そんなコウを呆れたように横目で見つつ、レイは口を開く。
「あの姉妹、元々俺達に喧嘩を売るつもりでバッティングを仕掛けてきたらしいな」
「あぁ。アリシアくんが個人で雇ってる情報屋を使ったようだ」
「……社員の教育はしっかりしておけ。ただでさえお前のとこのハンターは手加減出来る連中じゃないんだからな」
「一応何度も言ってるんだがね。まぁ、今回の件で彼女らも他の所員もこういうことはやめてくれるだろう」
「そうなる前にちゃんと指導するのがお前の仕事だろうが」
「……だってアメリアくん、怒ると怖いんだもの」
クラークのしょんぼりした様子に、レイは苛立たし気に息を吐いた。
「まぁ、今回はたまたまこっちの助けになったから、特に追及はしない。デザイア・カルテルのリーダーが思った以上に頭のキレる奴だったのは想定外だった」
「本当だぜ、おっさん。だから行き当たりばったりすぎって言っただろ!」
「……確かにな。別件の依頼の関係で時間が無かったとはいえ、言い訳はせん」
コウの言葉に重いため息を吐きつつ、レイは再び口を開く。
「……それで姉の容体は?」
レイの言葉に、クラークは、あぁと前置きしつつ、自分の右目を指差した。
「お前さんのライフルがスコープを撃ち抜いた際、砕けたレンズの破片がいくつか彼女の眼球を傷付けたみたいでね。失明、とまではいかないがほぼ何も見えないレベルまで視力が下がったようだ」
「そう、か」
「まぁ、現代の医療技術なら視力回復は出来るんだが、アメリアくんが治療を拒否していてね。これは私のミスが招いたものだから、この傷を背負っていく、と言っていた。私としては大人しく手術を受けてほしいんだが」
「……よく分からんが、奴なりに何か譲れない物があるんだろうな」
レイの言葉に、クラークはほっとしたように息を吐く。
「しかし安心したよ。命に別状無くて。もしレイの狙撃が失敗してアメリアくんの頭を吹き飛ばしてたりしたら――」
クラークの顔から笑顔が消える。
「――けじめとしてお前さんを殺さなくちゃいけないところだった」
そう言うクラークからは先程まであった穏やかな雰囲気は完全に消え失せていた。
「…………」
肌を切り裂くような殺気に、コウは思わず食事の手を止め、ごくりと饅頭を飲み込んだ。
「ハッハァ! 柏木ハンター事務所とはずっと仲良くありたいものだな!」
クラークは再び顔をほころばせ、穏やかな口調で言った。先程まであった張り詰めた空気が一瞬で緩やかなものになる。
「……そうだな」
レイは小さく返事をした。顔は無表情のままだったが、その額には脂汗が浮かんでいた。
「それじゃあそろそろお暇させてもらうよ」
クラークは穏やかな笑みを浮かべたままゆっくりと立ち上がった。そして視線をチラリとコウに向け、顔をレイに向ける。

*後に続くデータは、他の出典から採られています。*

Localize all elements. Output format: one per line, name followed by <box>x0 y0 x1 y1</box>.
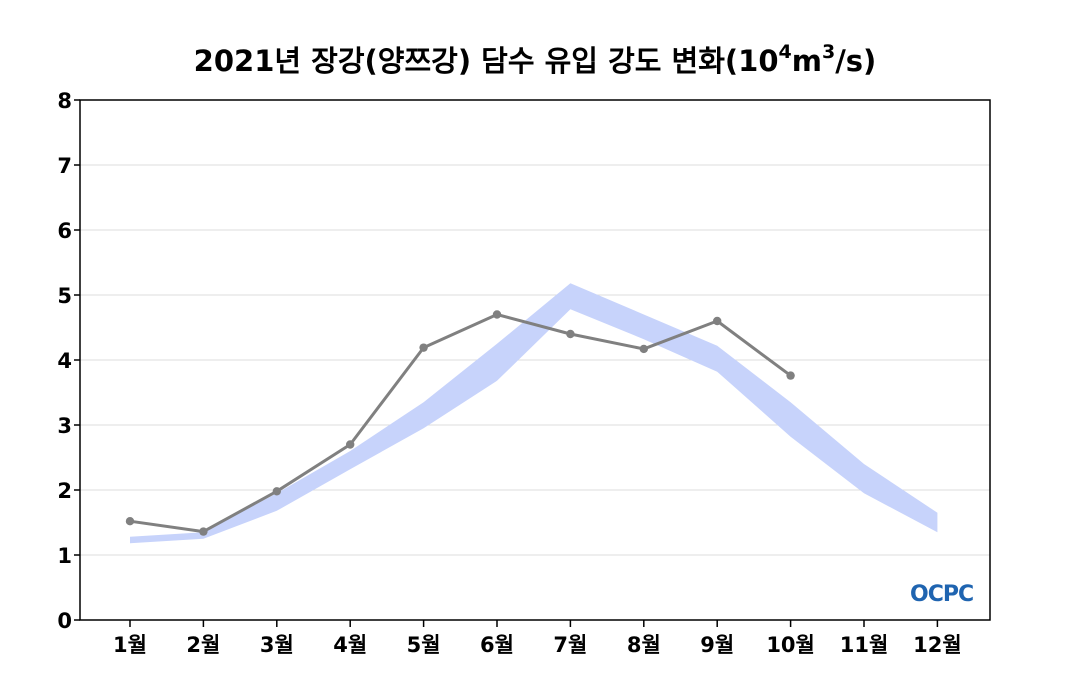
y-tick-label-4: 4 <box>57 349 72 373</box>
range-band <box>130 283 938 544</box>
grid-lines <box>80 164 990 556</box>
y-tick-label-8: 8 <box>57 89 72 113</box>
y-tick-label-6: 6 <box>57 219 72 243</box>
title-sup-exponent-2: 3 <box>821 41 836 64</box>
ocpc-watermark-logo: OCPC <box>910 582 974 607</box>
title-end: /s) <box>835 44 877 78</box>
x-tick-label-5: 5월 <box>407 633 441 657</box>
x-tick-label-7: 7월 <box>553 633 587 657</box>
series-1-point-8 <box>639 344 648 354</box>
series-1-point-9 <box>713 316 722 326</box>
series-1-point-3 <box>272 487 281 496</box>
x-tick-label-4: 4월 <box>333 633 367 657</box>
title-sup-exponent-1: 4 <box>778 41 792 64</box>
y-tick-labels: 0 1 2 3 4 5 6 7 8 <box>57 89 80 633</box>
series-1-point-7 <box>566 329 575 339</box>
series-1-line <box>129 313 792 534</box>
x-tick-label-6: 6월 <box>480 633 514 657</box>
x-tick-label-9: 9월 <box>700 633 734 657</box>
title-mid: m <box>791 44 822 78</box>
x-tick-label-11: 11월 <box>840 633 889 657</box>
series-1-point-10 <box>786 371 795 380</box>
series-1-point-5 <box>419 343 428 352</box>
x-tick-label-1: 1월 <box>113 633 147 657</box>
band-layer <box>130 283 938 544</box>
x-tick-label-12: 12월 <box>913 633 962 657</box>
y-tick-label-3: 3 <box>57 414 72 438</box>
series-layer <box>125 310 795 536</box>
y-tick-label-1: 1 <box>57 544 72 568</box>
x-tick-label-8: 8월 <box>627 633 661 657</box>
y-tick-label-7: 7 <box>57 154 72 178</box>
x-tick-label-3: 3월 <box>260 633 294 657</box>
y-tick-label-5: 5 <box>57 284 72 308</box>
title-main: 2021년 장강(양쯔강) 담수 유입 강도 변화(10 <box>193 44 779 78</box>
series-1-point-4 <box>346 440 355 449</box>
x-tick-label-10: 10월 <box>766 633 815 657</box>
series-1-point-2 <box>199 527 208 536</box>
x-tick-labels: 1월 2월 3월 4월 5월 6월 7월 8월 9월 10월 11월 12월 <box>113 620 962 657</box>
y-tick-label-0: 0 <box>57 609 72 633</box>
x-tick-label-2: 2월 <box>186 633 220 657</box>
chart-title: 2021년 장강(양쯔강) 담수 유입 강도 변화(104m3/s) <box>0 38 1070 80</box>
series-1-point-6 <box>492 310 502 319</box>
y-tick-label-2: 2 <box>57 479 72 503</box>
series-1-point-1 <box>125 517 135 526</box>
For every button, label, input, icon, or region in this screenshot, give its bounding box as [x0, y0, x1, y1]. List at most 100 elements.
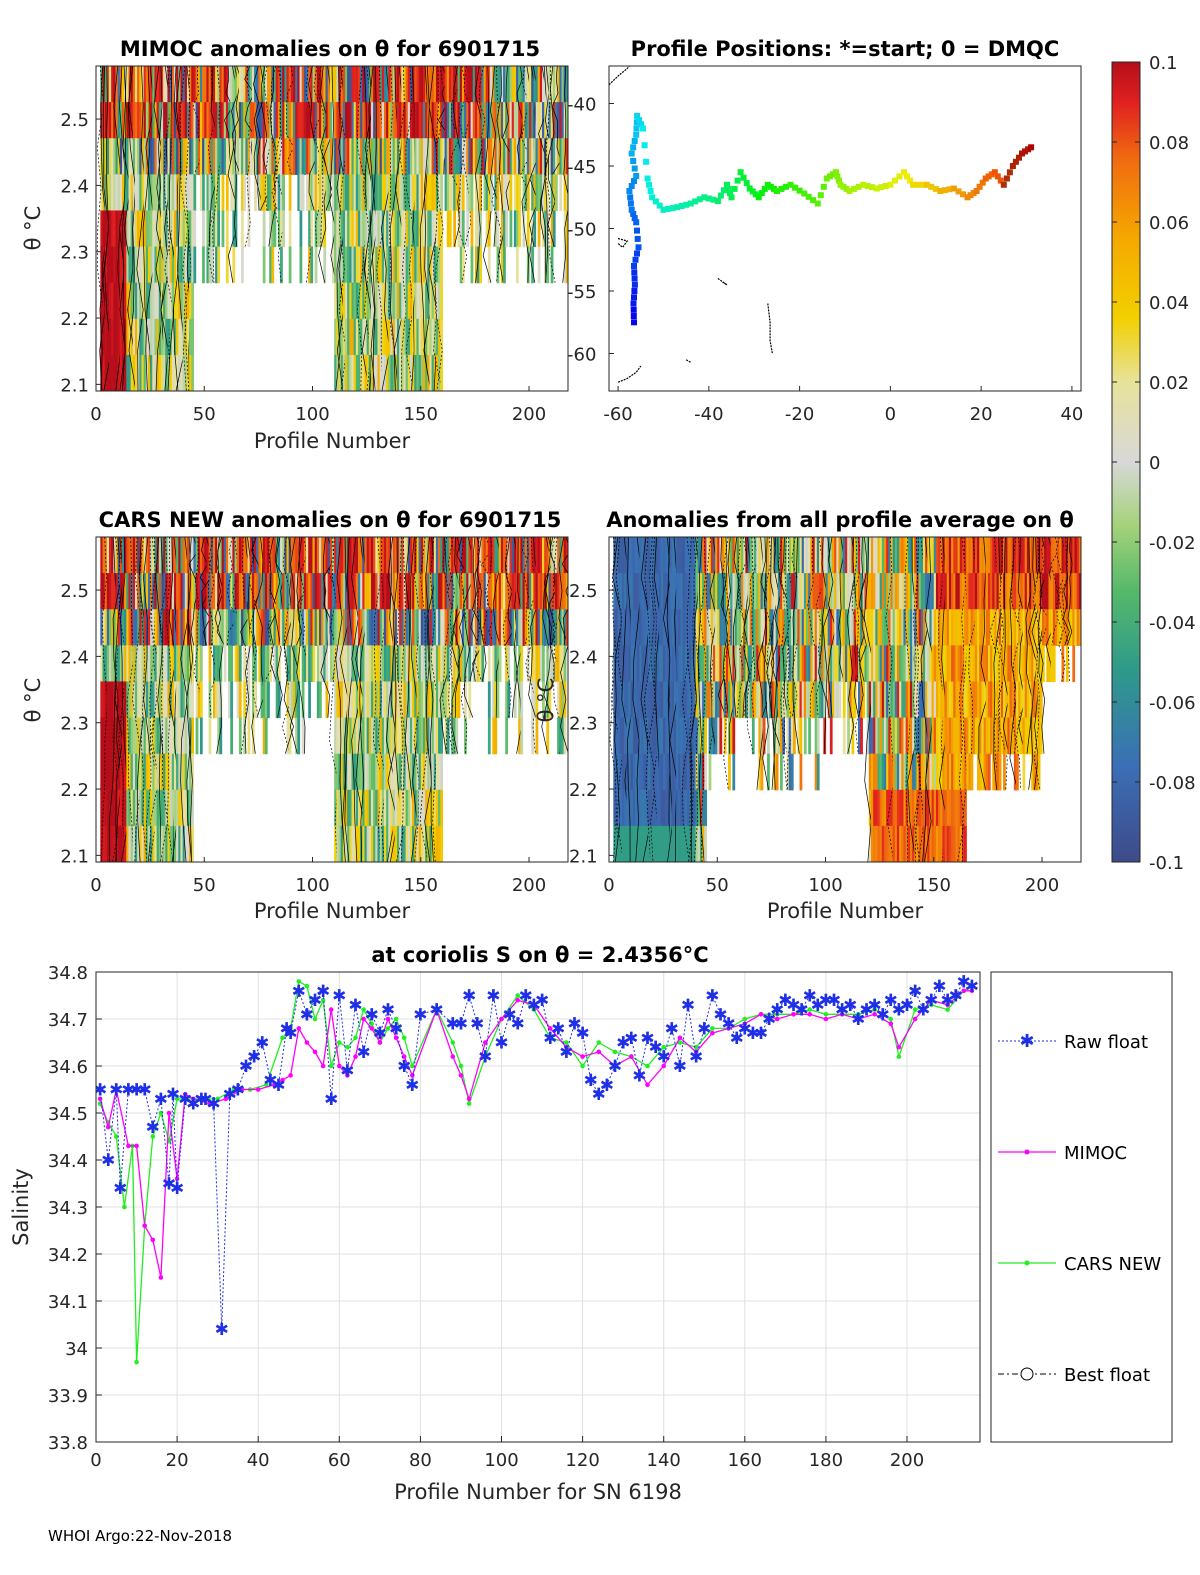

「俺は嬉しいよ、レイ。お前さんが新しい相棒を見つけてくれて。あの事件以来、お前さんはずっと一人で殻にこもっていたからな」
その言葉に、レイは唸るような声を上げる。
「帰るんだろ。とっとと失せろ」
「ハッハァ。優秀な人間は、ちゃんと後続を育てないとな!」
そう言いながらクラークはコウに向き直る。
「コウくん。レイは不器用な奴だが、優秀な男だ。しっかり支えてやってくれ」
「……は、はぁ」
まるで息子の事を話す父親のような物言いに、コウは戸惑いながら小さく返事を返した。